Я сдвинул дядю Джо с единственного стула в комнате и передвинул стул к кровати.
— Знаете что? — сказал отец священнику. — Я собираюсь удивить вас!
— Каким образом, сэр?
— Я не умру.
— Я твердо верю в это.
— Я всех удивлю.
— Я буду молиться за ваше здоровье.
— Знаете, — сказал отец, — я когда-то пел в церковном хоре.
Я пребывал в неведении относительно этого факта из биографии моего отца, но оказалось — чистая правда.
— Так вы — католик? — спросил отец Дрэдди.
— Православный! — возразил отец. — Я пел молебны. У меня был чудный голос. Ставрос, — обратился он к брату, — ты помнишь мой голос?
— Помню, — кисло ответил Джо.
— Ты, недоумок, ты что перед священником говоришь?
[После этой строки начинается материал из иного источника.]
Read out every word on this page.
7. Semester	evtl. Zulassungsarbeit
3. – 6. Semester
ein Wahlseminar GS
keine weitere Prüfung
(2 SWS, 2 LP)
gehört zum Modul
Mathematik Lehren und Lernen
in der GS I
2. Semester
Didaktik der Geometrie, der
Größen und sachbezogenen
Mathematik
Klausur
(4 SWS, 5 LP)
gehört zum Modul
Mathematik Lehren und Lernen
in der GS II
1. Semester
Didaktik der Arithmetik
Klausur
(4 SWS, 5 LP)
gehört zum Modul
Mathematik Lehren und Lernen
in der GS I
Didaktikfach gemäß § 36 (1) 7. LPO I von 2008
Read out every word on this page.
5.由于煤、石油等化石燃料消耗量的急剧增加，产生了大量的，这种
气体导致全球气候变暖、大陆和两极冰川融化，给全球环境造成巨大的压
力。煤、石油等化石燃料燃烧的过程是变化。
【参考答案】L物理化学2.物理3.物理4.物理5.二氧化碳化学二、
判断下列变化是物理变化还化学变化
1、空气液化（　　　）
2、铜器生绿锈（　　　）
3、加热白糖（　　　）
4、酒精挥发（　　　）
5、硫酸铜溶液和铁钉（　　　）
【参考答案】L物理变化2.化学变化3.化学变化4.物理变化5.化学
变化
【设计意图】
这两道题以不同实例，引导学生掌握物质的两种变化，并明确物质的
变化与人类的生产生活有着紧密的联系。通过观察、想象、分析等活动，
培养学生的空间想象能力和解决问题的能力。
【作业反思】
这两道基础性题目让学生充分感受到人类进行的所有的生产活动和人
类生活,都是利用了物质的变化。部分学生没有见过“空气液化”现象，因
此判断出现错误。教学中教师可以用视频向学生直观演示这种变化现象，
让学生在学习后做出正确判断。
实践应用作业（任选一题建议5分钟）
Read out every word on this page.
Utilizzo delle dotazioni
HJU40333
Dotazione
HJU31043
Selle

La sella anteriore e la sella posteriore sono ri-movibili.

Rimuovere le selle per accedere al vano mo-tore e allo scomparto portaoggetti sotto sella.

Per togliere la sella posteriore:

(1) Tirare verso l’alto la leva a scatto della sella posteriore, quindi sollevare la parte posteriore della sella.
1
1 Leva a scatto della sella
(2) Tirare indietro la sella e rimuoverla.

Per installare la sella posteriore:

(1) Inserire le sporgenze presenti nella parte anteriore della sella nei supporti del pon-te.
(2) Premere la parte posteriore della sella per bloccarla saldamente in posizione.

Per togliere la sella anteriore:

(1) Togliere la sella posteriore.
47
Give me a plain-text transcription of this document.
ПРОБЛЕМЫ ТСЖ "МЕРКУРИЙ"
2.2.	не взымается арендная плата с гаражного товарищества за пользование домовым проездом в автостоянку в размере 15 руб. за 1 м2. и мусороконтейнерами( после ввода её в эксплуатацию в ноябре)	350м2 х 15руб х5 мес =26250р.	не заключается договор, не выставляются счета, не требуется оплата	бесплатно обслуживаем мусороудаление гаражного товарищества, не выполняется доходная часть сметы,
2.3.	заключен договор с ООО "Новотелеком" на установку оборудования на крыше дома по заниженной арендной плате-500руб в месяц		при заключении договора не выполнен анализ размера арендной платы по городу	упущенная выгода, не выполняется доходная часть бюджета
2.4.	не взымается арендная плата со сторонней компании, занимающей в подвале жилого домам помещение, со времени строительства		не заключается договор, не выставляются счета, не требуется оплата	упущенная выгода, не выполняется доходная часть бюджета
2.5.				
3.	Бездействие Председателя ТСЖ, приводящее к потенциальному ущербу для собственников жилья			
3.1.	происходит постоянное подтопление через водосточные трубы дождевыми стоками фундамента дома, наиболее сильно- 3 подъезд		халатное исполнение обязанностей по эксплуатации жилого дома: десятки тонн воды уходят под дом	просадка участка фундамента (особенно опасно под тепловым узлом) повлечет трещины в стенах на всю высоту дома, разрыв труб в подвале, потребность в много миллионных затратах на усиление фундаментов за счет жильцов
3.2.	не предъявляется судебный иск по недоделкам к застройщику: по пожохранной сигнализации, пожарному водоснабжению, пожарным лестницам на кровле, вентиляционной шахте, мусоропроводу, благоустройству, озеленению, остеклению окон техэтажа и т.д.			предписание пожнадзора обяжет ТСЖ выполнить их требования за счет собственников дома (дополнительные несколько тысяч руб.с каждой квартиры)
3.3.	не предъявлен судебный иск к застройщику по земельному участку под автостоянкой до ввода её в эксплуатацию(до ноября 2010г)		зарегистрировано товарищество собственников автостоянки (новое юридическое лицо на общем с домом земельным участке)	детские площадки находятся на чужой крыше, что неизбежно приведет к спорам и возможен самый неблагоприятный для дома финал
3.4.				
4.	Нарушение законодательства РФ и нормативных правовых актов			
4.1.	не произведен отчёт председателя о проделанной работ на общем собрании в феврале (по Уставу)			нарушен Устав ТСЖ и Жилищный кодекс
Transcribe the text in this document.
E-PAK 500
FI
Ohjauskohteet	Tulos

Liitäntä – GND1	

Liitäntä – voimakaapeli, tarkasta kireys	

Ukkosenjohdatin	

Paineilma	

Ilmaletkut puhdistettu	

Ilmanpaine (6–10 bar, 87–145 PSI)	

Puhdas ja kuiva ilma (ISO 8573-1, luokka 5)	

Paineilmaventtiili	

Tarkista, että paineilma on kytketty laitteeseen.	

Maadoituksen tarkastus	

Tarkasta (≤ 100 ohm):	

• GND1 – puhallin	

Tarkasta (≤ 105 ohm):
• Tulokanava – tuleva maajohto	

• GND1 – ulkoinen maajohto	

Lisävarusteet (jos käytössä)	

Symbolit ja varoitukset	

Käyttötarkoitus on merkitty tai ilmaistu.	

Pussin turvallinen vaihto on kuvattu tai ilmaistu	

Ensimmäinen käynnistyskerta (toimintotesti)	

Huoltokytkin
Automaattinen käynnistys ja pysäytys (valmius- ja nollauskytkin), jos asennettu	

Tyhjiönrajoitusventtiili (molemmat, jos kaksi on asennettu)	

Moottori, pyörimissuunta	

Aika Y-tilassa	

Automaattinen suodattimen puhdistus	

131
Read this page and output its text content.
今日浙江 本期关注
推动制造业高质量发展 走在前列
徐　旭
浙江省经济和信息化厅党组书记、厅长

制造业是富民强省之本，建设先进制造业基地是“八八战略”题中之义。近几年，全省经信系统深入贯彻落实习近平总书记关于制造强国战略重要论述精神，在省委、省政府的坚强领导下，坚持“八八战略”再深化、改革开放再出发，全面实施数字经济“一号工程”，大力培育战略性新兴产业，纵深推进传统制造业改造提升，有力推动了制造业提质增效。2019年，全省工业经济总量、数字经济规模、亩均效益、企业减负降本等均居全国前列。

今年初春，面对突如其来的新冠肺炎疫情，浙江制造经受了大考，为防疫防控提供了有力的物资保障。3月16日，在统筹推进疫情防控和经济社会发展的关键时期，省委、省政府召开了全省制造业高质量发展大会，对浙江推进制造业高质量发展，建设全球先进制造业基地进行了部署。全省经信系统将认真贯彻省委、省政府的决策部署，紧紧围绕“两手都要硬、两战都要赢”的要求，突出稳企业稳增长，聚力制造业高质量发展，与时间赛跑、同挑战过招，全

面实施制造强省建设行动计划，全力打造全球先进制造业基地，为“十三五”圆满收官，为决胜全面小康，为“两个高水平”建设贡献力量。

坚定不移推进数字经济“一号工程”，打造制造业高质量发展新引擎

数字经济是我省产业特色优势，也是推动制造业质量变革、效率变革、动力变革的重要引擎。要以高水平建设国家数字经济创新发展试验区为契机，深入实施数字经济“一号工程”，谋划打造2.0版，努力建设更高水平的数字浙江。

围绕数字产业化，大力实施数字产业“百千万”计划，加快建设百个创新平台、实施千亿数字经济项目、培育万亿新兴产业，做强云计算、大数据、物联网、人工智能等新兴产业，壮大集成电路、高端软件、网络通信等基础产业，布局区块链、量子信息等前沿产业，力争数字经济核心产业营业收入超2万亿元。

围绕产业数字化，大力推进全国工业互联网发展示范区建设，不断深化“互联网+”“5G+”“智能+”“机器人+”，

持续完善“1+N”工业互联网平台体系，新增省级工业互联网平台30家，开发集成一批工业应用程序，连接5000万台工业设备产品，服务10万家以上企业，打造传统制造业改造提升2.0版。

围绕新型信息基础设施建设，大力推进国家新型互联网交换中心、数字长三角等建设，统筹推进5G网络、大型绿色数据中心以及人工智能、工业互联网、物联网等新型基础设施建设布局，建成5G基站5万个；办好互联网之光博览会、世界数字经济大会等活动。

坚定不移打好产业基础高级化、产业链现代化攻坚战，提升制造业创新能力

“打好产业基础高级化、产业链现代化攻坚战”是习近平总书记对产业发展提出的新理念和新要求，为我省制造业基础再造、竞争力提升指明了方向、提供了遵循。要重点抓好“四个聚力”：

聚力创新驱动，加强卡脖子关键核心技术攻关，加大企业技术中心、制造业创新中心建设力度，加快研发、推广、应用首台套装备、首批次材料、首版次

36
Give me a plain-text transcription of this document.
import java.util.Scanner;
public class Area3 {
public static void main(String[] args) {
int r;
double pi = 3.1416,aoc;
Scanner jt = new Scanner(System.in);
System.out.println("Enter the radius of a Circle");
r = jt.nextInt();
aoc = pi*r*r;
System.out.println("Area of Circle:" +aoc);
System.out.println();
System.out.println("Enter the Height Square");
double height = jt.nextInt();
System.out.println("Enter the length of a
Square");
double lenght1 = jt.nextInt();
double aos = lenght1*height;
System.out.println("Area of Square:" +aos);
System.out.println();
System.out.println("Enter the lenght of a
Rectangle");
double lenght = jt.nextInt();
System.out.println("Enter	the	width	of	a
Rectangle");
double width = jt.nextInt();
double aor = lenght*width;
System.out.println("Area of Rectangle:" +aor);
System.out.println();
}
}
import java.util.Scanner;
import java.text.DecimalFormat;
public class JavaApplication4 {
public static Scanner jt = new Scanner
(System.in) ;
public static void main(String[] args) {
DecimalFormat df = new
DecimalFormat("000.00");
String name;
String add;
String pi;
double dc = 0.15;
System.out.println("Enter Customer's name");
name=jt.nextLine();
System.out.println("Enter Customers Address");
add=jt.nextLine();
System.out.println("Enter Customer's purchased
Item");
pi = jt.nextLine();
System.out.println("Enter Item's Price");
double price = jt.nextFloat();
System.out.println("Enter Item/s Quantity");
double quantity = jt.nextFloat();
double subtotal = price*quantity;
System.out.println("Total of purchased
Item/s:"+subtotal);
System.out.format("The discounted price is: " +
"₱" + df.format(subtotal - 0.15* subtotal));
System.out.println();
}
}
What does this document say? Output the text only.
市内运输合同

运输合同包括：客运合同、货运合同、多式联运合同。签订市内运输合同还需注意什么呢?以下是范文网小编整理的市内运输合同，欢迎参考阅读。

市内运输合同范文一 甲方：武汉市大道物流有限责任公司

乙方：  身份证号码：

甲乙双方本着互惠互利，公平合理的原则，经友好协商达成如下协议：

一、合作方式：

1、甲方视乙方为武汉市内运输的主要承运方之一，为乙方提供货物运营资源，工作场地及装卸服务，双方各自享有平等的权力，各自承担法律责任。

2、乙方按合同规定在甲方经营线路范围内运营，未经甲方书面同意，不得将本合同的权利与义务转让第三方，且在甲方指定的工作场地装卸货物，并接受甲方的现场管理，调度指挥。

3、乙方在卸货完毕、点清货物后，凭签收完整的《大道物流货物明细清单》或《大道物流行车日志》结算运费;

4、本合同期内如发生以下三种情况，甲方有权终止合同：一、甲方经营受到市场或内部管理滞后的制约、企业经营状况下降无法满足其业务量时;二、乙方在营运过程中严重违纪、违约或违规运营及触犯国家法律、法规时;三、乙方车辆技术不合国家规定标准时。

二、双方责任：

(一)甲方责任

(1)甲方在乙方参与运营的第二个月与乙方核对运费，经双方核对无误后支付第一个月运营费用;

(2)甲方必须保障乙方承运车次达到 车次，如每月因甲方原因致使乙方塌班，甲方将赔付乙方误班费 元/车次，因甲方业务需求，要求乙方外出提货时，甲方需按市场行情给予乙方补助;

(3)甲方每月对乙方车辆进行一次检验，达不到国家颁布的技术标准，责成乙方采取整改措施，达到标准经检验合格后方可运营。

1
С ума спятил?
— Я ничего такого не сказал, — удивился Джо.
— А вы поете? — спросил отец священника.
— Боюсь, что у меня плохо получается.
— Как же вы читаете Библию?
— Мы рассказываем ее напевно, знаете, так, с ритмом, паузами, вроде…
— Хотелось бы послушать.
— Что?
— Почитайте что-нибудь приличествующее случаю.
Для меня. Давайте, — отец улыбнулся отцу Дрэдди. — Так стеснителен. Что ж, мило, мило!
Бедняга не знал, что и подумать, — старик вроде насмехался над ним, а вроде и нет. Я попробовал успокоить священника, мол, отец действительно хочет послушать писания.
— Шшш! — зашипел отец на брата.
Джо смолк. Мы затаили дыхание.
Отец Дрэдди понял, что все ждут, когда он прервет паузу.
— О Господи! — взвыл он, пытаясь как можно лучше изобразить ритм, мелодию и тон молитвы (хотя и было ясно видно, что напевное чтение Библии ему глубоко чуждо, если не сказать сильнее). — О, Иисус, который смывает грехи со всех живущих, даруй этому человеку мир. Прости его грехи! О, Господи!
— Грехов не было, — прервал его отец. — Не было грехов. Я делал все правильно. Ошибся один раз. Национальный городской банк. Вот тут я дал маху. В 1926 году купил тысячу акций…
— Отец! — сказал я. — Зачем ему знать об этом?
— Эвангеле! — буркнул он, сердясь, затем продолжил: — Я вложил в банк все свои деньги — тысяча акций, 214 тысяч долларов. Разве это грех?
— Я не это имел в виду, — потупил взор священник.
— …Акции поднялись до 680 тысяч долларов. Затем в один день…
— Не в один день, — сказал Джо. — У тебя было время продать их!
— Какое время, дурак? — заорал отец.
Губы его задрожали, выступила слюна, брови изогнулись дугой.
— Многие успели, — сказал Джо.
— Да! Но я верил американской системе! Я — патриот! Но когда курс упал до 23 долларов за акцию… Вся тысяча! Что?
Я сделал ошибку, сказав: «Отец, это уже древняя история!»
— И мы должны простить… — добавил отец Дрэдди.
— Простить?! — взвился отец. — Кого? Президент банка Митчелл умер, но душу его я не прощаю. Я, знаете ли, в Бога не верю.
— О, нет, вы же верите, — сказал Дрэдди.
— Я не верю в Бога, верю в существование души и поэтому не прощаю душу мистера Митчелла.
— Да пребудет его душа в мире, — кротко сказал священник.
— Да не пребудет душа сукиного сына в мире! — прокричал отец.
— Тсс! — сказал Дрэдди. Это было его концом.
— Не надо затыкать мне рот! Вы теряли хоть раз 214 тысяч долларов, когда доллар был долларом?
— Сейчас та потеря не так уж и важна.
— Не так уж и важна? Без денег ты никому не нужен. Здесь есть покупатели?
— Я никого не вижу, — ответил испуганный Дрэдди, нервно озираясь. — Но ваши настоящие друзья…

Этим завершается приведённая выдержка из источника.